SmartEDA also provides functions for simply and efficiently organizing and managing applications
customers use for individual operations and issues, such as information display functions linked
with wide area maps, facility floor maps, and store floor maps.
SmartEDA has potential for use in
a wide range of scenarios thanks to its real-time data processing capabilities rooted in edge
intelligence and its ability to provide advanced manageability and convenience in mobile
form.
Agents can be installed in smartphones and used in place of gateway devices to combine
information obtained from sensors with smartphone GPS (Global Positioning System) positioning
information and send it to the cloud.
For example, in the distribution field, truck locations, cargo conditions such as temperatures and
cargo volumes, and the like can be tracked and used to optimize truck allocation and reduce delivery
risks. SmartEDA has been used in pilot tests to assess cooling conditions and shock information for
fresh vegetable delivery trucks, analyze and optimize delivery, and identify delivery container
locations. By being combined with IF-THEN rule engines, it can automatically perform required
processing when necessary, based on sensor conditions and the locations of smartphone users by
processing and notification settings configured in advance.

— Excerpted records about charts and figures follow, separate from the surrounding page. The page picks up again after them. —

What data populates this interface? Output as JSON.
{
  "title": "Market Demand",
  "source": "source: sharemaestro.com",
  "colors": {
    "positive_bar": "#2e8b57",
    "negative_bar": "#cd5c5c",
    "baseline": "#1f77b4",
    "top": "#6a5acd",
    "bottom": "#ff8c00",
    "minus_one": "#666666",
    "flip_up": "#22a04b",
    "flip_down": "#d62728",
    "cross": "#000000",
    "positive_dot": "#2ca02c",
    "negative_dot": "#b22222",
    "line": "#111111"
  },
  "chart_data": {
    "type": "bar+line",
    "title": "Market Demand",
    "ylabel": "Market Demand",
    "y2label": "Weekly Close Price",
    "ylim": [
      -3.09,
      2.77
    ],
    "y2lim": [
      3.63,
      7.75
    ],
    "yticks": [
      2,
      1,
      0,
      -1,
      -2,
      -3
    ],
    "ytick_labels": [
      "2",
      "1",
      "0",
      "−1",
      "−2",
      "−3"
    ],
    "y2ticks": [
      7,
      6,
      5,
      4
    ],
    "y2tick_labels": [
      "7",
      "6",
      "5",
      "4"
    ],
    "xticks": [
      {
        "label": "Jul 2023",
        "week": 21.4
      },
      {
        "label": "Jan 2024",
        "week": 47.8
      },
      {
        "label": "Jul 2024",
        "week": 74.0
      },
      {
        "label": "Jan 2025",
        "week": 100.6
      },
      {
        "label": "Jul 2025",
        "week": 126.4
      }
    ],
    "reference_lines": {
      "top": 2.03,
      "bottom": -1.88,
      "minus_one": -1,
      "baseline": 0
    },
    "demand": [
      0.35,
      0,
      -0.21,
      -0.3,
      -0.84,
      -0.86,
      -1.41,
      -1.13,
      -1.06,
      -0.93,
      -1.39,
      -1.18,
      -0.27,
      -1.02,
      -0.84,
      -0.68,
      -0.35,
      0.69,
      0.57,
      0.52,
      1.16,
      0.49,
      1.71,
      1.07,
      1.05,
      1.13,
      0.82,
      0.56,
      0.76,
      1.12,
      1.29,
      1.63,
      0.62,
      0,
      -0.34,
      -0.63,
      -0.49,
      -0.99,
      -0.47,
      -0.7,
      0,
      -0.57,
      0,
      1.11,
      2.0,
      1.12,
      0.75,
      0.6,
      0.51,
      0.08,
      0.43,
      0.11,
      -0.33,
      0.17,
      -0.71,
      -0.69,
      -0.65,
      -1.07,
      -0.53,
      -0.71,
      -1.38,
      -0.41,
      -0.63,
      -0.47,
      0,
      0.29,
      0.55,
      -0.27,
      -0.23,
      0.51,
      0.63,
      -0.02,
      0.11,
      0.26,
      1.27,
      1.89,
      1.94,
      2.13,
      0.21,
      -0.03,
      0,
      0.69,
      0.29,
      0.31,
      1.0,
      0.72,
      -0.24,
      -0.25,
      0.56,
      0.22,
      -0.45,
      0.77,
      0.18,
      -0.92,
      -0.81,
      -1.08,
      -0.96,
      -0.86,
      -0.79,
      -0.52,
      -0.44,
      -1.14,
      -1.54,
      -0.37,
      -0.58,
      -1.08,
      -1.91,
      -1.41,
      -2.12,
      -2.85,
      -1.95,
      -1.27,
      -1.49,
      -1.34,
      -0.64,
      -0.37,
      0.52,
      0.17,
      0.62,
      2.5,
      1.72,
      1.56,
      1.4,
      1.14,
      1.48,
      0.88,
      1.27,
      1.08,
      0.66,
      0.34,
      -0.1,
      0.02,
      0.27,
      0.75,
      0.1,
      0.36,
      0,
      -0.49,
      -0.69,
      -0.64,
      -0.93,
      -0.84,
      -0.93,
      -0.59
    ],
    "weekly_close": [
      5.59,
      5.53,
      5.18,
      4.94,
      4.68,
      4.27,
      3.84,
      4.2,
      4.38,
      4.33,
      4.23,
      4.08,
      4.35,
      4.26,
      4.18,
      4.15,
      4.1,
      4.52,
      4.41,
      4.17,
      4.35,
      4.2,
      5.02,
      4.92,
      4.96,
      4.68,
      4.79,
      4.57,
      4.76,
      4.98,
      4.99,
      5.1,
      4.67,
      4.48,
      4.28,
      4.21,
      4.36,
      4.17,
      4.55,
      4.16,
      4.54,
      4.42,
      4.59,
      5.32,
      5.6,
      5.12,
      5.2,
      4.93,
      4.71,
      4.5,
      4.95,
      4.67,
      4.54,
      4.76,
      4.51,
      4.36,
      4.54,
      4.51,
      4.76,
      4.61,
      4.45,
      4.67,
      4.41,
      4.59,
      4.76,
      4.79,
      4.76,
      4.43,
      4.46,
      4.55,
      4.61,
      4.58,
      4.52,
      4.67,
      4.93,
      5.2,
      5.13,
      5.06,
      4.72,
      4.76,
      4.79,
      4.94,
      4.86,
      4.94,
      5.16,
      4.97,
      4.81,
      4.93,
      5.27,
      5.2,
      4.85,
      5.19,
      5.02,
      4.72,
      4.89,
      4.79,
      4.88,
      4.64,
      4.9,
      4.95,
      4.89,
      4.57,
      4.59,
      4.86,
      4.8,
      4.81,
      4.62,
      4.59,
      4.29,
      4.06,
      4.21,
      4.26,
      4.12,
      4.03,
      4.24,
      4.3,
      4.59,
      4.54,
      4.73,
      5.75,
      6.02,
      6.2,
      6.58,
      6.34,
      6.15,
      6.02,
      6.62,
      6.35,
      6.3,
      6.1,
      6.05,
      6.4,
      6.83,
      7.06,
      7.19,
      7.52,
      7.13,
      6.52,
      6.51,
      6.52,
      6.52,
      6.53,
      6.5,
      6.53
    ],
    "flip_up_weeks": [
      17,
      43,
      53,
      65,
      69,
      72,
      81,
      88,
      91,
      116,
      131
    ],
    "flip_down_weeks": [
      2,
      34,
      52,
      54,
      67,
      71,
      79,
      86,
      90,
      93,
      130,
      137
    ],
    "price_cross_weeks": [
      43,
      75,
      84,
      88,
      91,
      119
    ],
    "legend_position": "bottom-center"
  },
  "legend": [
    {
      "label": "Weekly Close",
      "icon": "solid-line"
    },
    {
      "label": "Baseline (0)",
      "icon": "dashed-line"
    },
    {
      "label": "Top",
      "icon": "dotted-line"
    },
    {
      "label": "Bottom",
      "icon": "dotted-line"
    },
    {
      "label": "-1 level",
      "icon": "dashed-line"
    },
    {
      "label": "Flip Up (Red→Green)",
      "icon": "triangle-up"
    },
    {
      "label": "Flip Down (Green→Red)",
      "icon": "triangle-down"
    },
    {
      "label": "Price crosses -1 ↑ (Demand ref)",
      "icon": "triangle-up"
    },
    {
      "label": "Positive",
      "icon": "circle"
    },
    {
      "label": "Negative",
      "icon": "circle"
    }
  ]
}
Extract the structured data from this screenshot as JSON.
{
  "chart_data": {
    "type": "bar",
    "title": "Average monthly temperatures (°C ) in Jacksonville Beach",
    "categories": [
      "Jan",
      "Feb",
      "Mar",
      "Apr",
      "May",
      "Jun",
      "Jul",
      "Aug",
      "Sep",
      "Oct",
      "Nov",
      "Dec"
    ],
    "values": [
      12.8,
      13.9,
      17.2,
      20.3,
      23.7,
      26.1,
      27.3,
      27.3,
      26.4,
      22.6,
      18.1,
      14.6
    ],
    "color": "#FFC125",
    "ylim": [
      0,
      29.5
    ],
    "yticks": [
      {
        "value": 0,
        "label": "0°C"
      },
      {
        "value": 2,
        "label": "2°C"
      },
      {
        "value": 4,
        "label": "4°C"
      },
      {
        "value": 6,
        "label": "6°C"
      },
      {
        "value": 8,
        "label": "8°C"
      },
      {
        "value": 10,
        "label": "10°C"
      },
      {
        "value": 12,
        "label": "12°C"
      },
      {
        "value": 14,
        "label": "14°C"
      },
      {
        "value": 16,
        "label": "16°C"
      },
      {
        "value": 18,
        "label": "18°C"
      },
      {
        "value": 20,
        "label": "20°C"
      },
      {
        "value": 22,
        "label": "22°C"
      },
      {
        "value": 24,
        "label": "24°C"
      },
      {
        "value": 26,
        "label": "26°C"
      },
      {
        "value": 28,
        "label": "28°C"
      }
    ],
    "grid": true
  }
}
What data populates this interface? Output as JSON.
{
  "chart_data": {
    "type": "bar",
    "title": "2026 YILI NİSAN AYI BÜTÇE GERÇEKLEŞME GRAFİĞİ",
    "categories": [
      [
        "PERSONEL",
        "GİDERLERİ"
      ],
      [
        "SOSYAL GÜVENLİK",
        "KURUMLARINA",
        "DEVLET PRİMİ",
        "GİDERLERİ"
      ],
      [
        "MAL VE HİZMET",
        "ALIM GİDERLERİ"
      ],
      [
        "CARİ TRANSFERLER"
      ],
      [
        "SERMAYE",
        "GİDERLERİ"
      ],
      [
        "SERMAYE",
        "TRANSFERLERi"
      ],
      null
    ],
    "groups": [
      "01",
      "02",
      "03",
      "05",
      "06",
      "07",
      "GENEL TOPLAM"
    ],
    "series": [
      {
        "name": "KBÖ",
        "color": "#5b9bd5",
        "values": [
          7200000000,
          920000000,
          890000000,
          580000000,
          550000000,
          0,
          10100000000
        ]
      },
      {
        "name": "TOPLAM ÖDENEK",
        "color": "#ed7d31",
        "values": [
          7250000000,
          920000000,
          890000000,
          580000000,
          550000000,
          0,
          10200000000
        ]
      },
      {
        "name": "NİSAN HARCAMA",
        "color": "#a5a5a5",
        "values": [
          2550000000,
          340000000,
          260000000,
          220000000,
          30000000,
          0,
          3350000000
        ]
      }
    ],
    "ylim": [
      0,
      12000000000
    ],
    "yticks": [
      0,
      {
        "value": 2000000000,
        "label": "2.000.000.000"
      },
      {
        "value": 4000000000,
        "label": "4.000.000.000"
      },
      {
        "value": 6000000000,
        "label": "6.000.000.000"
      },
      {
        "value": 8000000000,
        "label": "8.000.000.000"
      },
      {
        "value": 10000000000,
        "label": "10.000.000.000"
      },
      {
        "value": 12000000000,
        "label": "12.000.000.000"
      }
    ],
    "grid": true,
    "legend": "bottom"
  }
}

Work is underway for vehicle-mounted
gateways, for use in vehicle IoTs using SmartEDA.
We are also considering integration SmartEDA with LPWA (Low Power Wide Area) wireless technology, which is capable of transferring data several kilometers. LPWA enables to acquire information from sensors distributed over a wide area while using extremely little power. IoT use case will be expanding tremendously by LPWA. This will further expand the usage scope of SmartEDA, which performs initial data processing, irregularity detection, and decision-making in site devices and gateway devices.
By realizing digital transformation with edge computing, nothing would make us happier than if SmartEDA were to help to creating richer industries and society.
* The corporate names, organization names, job titles and other names and titles appearing in this article are those as of July 2017.